I have an existing case:
where Entire/Full data is read daily from multiple hive tables, Which is processed/transformed (join, aggregation, filter, etc) as mentioned in SQL query.
These SQL query are mentioned in series of YAML files , let's say there are 3 YAML file.
each result is saved to a temp view and subsequent SQL query uses the previous generated temp view until the last SQL from last YAMl is executed,
The final result is written to HIVE TABLE in format : hive_table_name_epoch.

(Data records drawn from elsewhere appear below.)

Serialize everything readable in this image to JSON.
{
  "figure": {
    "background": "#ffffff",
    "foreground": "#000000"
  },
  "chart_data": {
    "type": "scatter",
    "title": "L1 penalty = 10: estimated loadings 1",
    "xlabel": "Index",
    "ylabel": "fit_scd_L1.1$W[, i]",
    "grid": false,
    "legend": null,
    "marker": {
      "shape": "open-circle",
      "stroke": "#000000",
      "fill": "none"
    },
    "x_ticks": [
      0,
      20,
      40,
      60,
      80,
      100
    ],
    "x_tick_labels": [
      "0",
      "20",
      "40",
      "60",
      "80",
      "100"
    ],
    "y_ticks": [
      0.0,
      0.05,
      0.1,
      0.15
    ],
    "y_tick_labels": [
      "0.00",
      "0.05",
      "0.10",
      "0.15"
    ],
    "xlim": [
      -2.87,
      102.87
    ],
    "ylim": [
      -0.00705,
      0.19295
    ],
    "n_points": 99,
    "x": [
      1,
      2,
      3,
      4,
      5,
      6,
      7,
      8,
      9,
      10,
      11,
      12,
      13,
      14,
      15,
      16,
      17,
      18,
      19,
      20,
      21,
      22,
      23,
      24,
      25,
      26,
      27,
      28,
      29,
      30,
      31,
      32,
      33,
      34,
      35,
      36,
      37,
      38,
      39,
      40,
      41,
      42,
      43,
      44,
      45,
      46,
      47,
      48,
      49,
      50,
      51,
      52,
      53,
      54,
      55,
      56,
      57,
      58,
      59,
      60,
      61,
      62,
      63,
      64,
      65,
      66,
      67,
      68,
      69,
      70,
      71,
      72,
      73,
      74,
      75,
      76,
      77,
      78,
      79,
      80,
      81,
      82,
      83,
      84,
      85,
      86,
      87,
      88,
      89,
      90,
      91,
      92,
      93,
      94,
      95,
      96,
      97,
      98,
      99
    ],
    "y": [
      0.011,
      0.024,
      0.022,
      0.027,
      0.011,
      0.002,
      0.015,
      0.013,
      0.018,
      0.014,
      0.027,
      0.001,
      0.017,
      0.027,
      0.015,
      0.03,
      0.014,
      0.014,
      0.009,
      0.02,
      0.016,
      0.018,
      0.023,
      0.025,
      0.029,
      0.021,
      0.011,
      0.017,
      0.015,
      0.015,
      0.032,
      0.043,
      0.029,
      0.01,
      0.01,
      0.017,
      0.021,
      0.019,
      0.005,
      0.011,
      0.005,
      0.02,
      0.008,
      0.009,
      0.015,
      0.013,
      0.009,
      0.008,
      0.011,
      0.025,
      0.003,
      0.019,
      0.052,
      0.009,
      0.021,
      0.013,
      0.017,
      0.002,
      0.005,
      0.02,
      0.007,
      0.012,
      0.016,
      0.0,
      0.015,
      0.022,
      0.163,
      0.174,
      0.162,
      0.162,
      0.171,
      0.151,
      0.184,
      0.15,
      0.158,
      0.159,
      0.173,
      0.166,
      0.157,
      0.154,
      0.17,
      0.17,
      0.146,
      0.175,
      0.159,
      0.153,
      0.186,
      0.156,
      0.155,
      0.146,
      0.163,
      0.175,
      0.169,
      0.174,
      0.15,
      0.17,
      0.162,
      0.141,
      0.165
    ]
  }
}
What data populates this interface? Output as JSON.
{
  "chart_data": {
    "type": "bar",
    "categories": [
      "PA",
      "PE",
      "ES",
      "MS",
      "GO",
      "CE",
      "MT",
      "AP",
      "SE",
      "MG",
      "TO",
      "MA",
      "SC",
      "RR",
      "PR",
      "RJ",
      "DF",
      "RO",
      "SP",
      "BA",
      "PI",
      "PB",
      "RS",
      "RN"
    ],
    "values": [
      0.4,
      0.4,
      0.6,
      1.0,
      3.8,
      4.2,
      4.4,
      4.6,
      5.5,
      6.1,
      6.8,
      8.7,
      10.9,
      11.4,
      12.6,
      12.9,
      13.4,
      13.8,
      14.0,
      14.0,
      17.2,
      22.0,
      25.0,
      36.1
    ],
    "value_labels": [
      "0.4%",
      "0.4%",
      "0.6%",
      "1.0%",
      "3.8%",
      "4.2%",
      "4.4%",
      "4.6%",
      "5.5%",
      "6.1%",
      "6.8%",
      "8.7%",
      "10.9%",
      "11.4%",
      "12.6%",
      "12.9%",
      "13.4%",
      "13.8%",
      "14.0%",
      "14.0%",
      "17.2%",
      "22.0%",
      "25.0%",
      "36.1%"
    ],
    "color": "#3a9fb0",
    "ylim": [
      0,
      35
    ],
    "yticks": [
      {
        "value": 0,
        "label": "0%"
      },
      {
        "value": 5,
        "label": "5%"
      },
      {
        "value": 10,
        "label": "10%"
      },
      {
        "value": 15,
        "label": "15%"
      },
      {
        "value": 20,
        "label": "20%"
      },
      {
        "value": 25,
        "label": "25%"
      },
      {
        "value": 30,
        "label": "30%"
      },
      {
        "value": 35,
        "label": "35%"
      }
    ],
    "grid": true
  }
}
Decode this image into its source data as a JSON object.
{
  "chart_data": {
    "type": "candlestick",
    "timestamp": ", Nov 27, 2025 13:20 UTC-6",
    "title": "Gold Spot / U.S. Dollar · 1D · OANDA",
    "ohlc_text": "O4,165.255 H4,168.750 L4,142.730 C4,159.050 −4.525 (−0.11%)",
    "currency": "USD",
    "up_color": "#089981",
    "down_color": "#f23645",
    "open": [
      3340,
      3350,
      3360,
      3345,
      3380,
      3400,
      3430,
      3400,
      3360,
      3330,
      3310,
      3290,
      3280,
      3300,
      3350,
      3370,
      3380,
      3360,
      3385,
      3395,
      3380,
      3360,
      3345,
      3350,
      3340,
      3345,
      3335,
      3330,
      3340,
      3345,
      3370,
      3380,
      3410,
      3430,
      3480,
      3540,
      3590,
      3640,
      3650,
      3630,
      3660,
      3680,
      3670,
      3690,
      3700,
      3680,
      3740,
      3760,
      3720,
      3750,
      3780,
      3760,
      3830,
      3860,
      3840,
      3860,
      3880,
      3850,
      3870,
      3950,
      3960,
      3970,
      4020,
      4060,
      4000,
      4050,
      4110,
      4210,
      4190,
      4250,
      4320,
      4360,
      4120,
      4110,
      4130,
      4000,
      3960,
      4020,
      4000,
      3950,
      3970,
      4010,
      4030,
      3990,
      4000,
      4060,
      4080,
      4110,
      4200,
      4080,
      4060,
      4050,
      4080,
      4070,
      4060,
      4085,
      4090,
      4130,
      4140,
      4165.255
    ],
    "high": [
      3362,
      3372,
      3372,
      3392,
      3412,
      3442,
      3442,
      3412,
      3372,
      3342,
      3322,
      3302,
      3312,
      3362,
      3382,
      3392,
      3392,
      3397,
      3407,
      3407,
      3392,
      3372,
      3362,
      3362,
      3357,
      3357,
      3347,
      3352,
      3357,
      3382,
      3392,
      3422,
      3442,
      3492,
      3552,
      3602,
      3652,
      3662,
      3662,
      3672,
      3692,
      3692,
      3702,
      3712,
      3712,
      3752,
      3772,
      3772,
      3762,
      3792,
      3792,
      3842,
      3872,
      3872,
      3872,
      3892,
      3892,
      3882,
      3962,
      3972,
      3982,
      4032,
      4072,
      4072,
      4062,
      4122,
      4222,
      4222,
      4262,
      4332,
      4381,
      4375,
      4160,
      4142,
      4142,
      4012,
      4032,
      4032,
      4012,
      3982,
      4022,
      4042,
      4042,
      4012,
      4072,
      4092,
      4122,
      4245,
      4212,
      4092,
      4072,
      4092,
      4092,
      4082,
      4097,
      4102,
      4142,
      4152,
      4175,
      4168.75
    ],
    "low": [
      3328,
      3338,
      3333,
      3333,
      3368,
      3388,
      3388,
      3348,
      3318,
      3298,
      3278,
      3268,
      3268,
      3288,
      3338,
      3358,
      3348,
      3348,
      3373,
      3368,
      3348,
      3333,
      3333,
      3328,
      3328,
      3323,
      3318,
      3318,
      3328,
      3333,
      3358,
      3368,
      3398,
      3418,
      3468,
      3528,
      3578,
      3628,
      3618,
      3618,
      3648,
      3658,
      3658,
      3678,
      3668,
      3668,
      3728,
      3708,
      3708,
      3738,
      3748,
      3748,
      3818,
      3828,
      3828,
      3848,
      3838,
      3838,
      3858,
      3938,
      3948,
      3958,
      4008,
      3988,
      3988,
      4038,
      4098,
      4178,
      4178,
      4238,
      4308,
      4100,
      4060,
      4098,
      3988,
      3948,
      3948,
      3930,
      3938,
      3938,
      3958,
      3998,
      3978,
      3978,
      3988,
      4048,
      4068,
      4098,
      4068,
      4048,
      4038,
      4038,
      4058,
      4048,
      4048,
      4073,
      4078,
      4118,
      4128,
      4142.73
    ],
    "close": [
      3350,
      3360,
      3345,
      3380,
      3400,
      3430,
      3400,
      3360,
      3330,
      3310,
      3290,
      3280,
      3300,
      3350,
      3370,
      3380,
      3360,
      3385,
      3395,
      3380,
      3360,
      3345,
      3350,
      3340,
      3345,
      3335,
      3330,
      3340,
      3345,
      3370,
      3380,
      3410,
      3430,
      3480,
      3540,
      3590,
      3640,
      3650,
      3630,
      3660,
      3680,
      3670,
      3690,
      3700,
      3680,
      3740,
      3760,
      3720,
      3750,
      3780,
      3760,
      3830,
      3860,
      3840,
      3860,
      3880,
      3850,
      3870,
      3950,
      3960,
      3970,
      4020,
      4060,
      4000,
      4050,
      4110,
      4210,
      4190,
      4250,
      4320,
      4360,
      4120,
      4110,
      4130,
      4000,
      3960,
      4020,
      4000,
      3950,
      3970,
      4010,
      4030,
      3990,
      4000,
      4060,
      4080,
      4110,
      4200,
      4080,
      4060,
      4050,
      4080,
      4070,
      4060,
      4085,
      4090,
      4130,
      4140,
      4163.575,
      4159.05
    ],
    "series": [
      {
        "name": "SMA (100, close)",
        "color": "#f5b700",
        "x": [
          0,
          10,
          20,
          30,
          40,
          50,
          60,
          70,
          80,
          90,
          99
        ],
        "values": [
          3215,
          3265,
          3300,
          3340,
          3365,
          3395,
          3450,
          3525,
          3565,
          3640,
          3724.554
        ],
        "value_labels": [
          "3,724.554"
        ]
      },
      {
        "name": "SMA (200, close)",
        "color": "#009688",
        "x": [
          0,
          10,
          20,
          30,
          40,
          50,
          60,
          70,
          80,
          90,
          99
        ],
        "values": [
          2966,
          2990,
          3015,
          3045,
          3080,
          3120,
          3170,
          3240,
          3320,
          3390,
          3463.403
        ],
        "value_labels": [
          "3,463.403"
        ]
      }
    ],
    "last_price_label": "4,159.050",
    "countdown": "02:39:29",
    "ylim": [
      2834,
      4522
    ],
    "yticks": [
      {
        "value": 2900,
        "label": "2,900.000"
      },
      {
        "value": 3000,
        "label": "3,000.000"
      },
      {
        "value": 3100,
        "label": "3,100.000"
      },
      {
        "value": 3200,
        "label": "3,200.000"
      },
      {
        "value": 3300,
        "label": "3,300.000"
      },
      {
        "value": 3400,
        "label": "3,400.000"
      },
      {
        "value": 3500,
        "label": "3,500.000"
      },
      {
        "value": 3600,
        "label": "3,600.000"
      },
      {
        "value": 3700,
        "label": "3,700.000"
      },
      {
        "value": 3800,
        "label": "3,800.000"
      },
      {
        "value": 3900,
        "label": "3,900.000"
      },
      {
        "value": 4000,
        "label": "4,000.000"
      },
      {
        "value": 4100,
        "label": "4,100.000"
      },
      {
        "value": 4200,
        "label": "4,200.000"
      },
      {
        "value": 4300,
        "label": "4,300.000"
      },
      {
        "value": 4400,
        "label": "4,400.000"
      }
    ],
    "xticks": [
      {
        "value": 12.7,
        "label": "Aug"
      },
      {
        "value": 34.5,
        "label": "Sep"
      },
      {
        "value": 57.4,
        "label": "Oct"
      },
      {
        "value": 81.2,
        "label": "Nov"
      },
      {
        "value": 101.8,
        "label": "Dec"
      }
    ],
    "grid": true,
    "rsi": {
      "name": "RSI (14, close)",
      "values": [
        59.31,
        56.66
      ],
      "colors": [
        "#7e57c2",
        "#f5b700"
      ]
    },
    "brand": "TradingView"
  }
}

Data Volume: ~400,000,000 (400 Million)
Data Size: ~ 400 Gib
Execution Time: ~25 min
New use case: Trying to integrate Open Table Format (Delta lake or Apache Hudi). Aim: is to maintain only one hive table instead of creating hive table each day and to avoid writing entire data again and again, Instead write only required updates, new inserts and deletes
Data Volume: ~400,000,000 (400 Million)
Data Size: ~ 400 Gib
Execution Time: ~ 1.10 hr
Case 2: Using Apache Hudi Data Volume: ~400,000,000 (400 Million)
Data Size: ~ 400 Gib
Execution Time: ~ 40 min
Question: Still the older concept of processing and writing entire data daily performs far better, than using open table format.
Is the existing case really feasibly to integrate with incremental concept ?
May be if we some how make our data CDC , then it would make sense.